Personal information
- Born: July 12, 1973 (age 52) Benguela, Angola
- Nationality: Portuguese / Angolan
- Listed height: 190 cm (6.2 ft)
- Listed weight: 90 kg (198 lb)

Career information
- Playing career: 1991–2010
- Position: Forward

Career history
- 2000–2001: Barreirense
- 2001: Ovarense
- 2002–2003: Barreirense
- 2004–2006: Petro Atlético
- 2006–2007: 1º de Agosto
- 2007–2008: Lusitânia
- 2008–2010: Recreativo do Libolo

= Gerson Monteiro =

Portuguese-Angolan basketball player (born 1973)

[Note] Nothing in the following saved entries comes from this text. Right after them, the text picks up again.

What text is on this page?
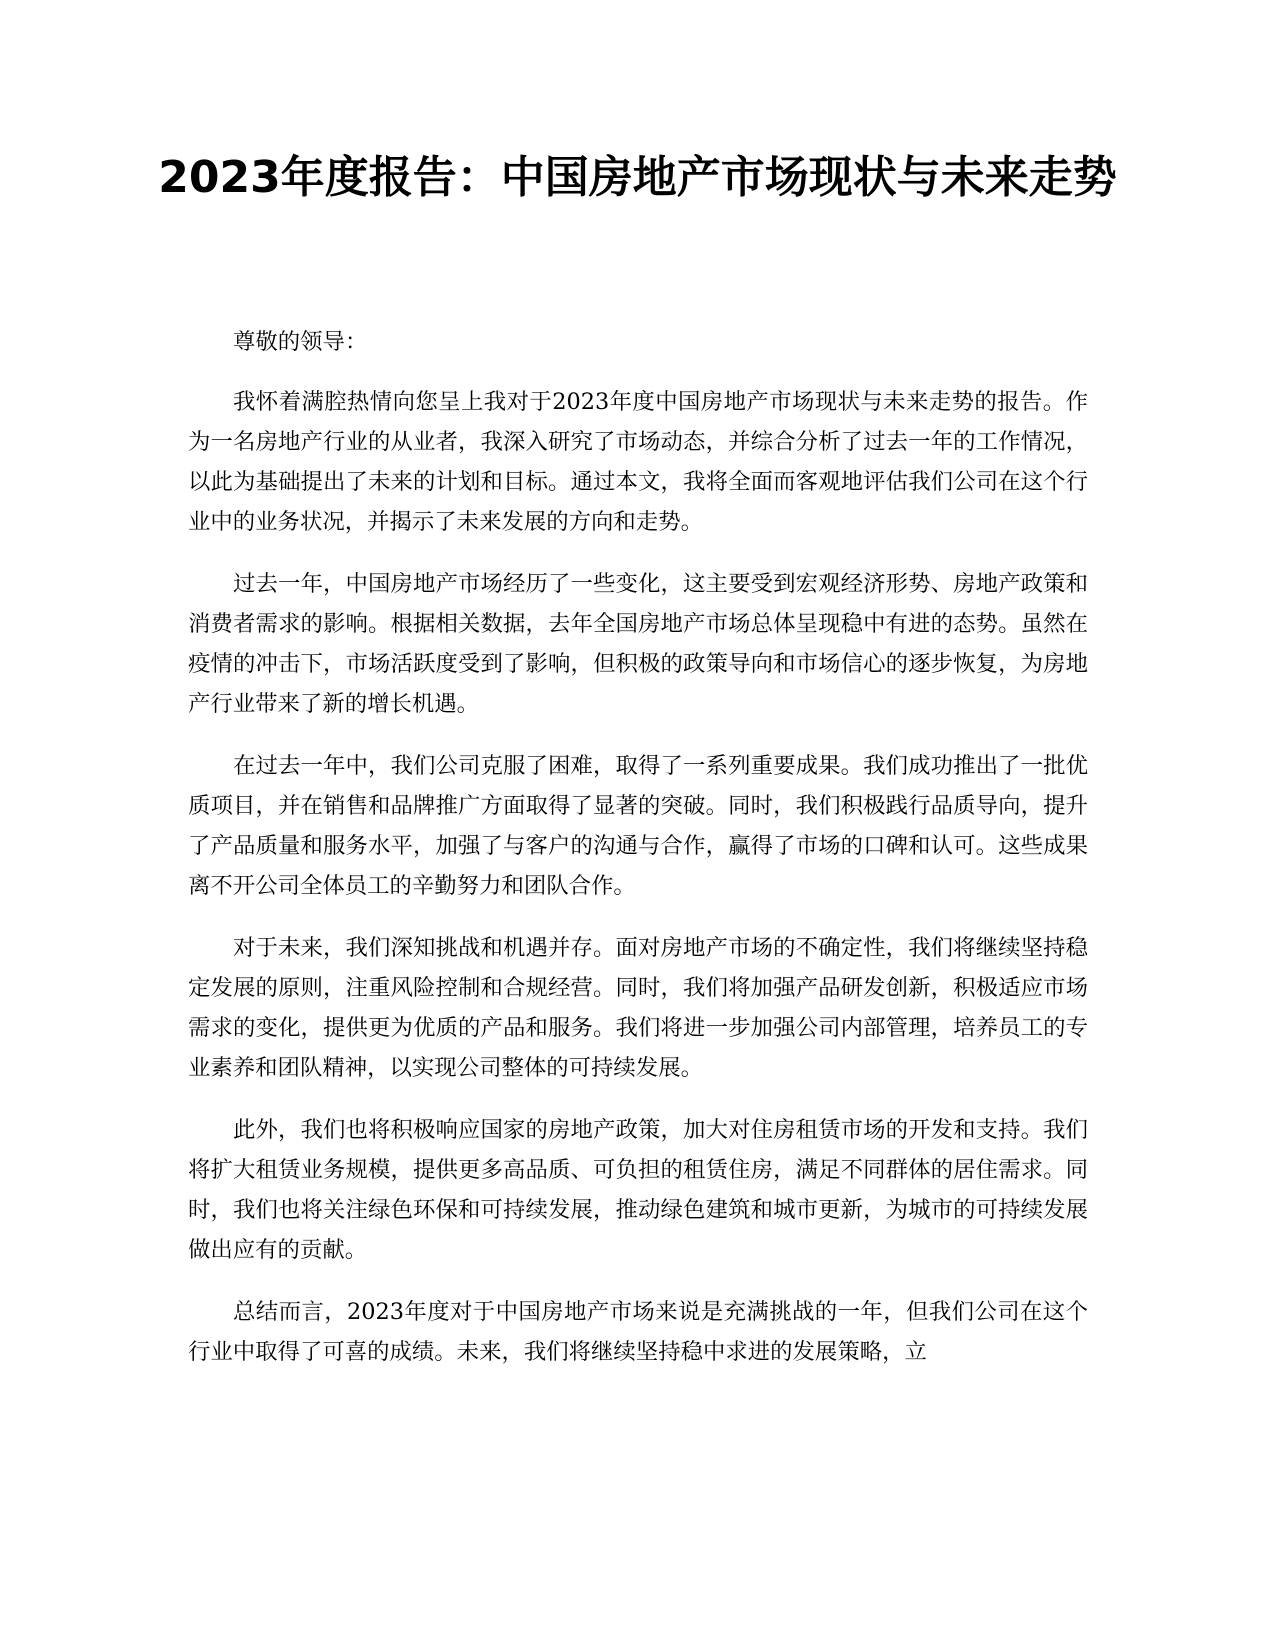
2023年度报告：中国房地产市场现状与未来走势

尊敬的领导：

我怀着满腔热情向您呈上我对于2023年度中国房地产市场现状与未来走势的报告。作为一名房地产行业的从业者，我深入研究了市场动态，并综合分析了过去一年的工作情况，以此为基础提出了未来的计划和目标。通过本文，我将全面而客观地评估我们公司在这个行业中的业务状况，并揭示了未来发展的方向和走势。

过去一年，中国房地产市场经历了一些变化，这主要受到宏观经济形势、房地产政策和消费者需求的影响。根据相关数据，去年全国房地产市场总体呈现稳中有进的态势。虽然在疫情的冲击下，市场活跃度受到了影响，但积极的政策导向和市场信心的逐步恢复，为房地产行业带来了新的增长机遇。

在过去一年中，我们公司克服了困难，取得了一系列重要成果。我们成功推出了一批优质项目，并在销售和品牌推广方面取得了显著的突破。同时，我们积极践行品质导向，提升了产品质量和服务水平，加强了与客户的沟通与合作，赢得了市场的口碑和认可。这些成果离不开公司全体员工的辛勤努力和团队合作。

对于未来，我们深知挑战和机遇并存。面对房地产市场的不确定性，我们将继续坚持稳定发展的原则，注重风险控制和合规经营。同时，我们将加强产品研发创新，积极适应市场需求的变化，提供更为优质的产品和服务。我们将进一步加强公司内部管理，培养员工的专业素养和团队精神，以实现公司整体的可持续发展。

此外，我们也将积极响应国家的房地产政策，加大对住房租赁市场的开发和支持。我们将扩大租赁业务规模，提供更多高品质、可负担的租赁住房，满足不同群体的居住需求。同时，我们也将关注绿色环保和可持续发展，推动绿色建筑和城市更新，为城市的可持续发展做出应有的贡献。

总结而言，2023年度对于中国房地产市场来说是充满挑战的一年，但我们公司在这个行业中取得了可喜的成绩。未来，我们将继续坚持稳中求进的发展策略，立
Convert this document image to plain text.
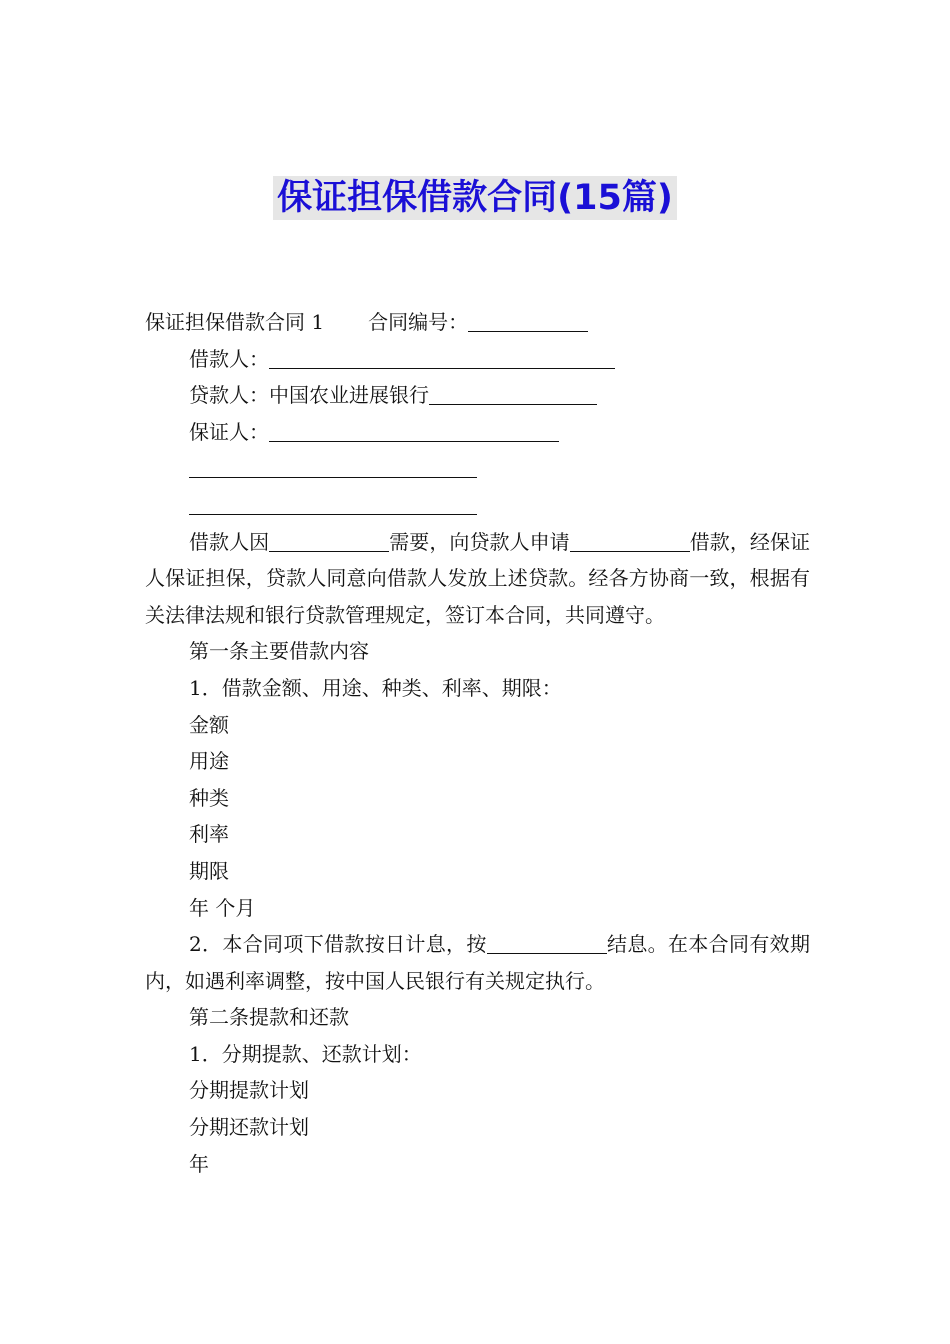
保证担保借款合同(15篇)
保证担保借款合同 1 合同编号：
借款人：
贷款人：中国农业进展银行
保证人：
借款人因	需要，向贷款人申请	借款，经保证人保证担保，贷款人同意向借款人发放上述贷款。经各方协商一致，根据有关法律法规和银行贷款管理规定，签订本合同，共同遵守。
第一条主要借款内容
1．借款金额、用途、种类、利率、期限：
金额
用途
种类
利率
期限
年 个月
2．本合同项下借款按日计息，按	结息。在本合同有效期内，如遇利率调整，按中国人民银行有关规定执行。
第二条提款和还款
1．分期提款、还款计划：
分期提款计划
分期还款计划
年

Walter Gerson Correia da Rocha Monteiro (born 12 July 1973 in Benguela, Angola) is a former Angolan professional basketball player. He played internationally with the Angola national basketball team. He is also a Portuguese citizen. He ended his career playing for Recreativo do Libolo at the Angolan major basketball league BAI Basket.

==Career==

===Club===
From 1993 to 2003, Monteiro played on various clubs in Portugal, including Ovarense, Oliveirense, and Barreirense. In 2004, he attempted to join the San Antonio Spurs of the NBA, but was cut during pre-season camp. Afterwards, Monteiro returned to his native Angola, playing for Petro Atlético, where he won one title, before moving to Primeiro de Agosto and finally to Recreativo do Libolo.
At the moment Gerson is coach at Benfica de Oliveira de Azeméis.

===International===
Monteiro has played internationally with the national team since 2001 at competitions in the United States in 2002 and Japan in 2006, and the 2004 Athens Summer Olympics, where he had the 2nd highest individual 3 pt shooting percentage among all the players. They have won 3 consecutive titles at the FIBA Africa Championships and one at the 2007 All-Africa Games.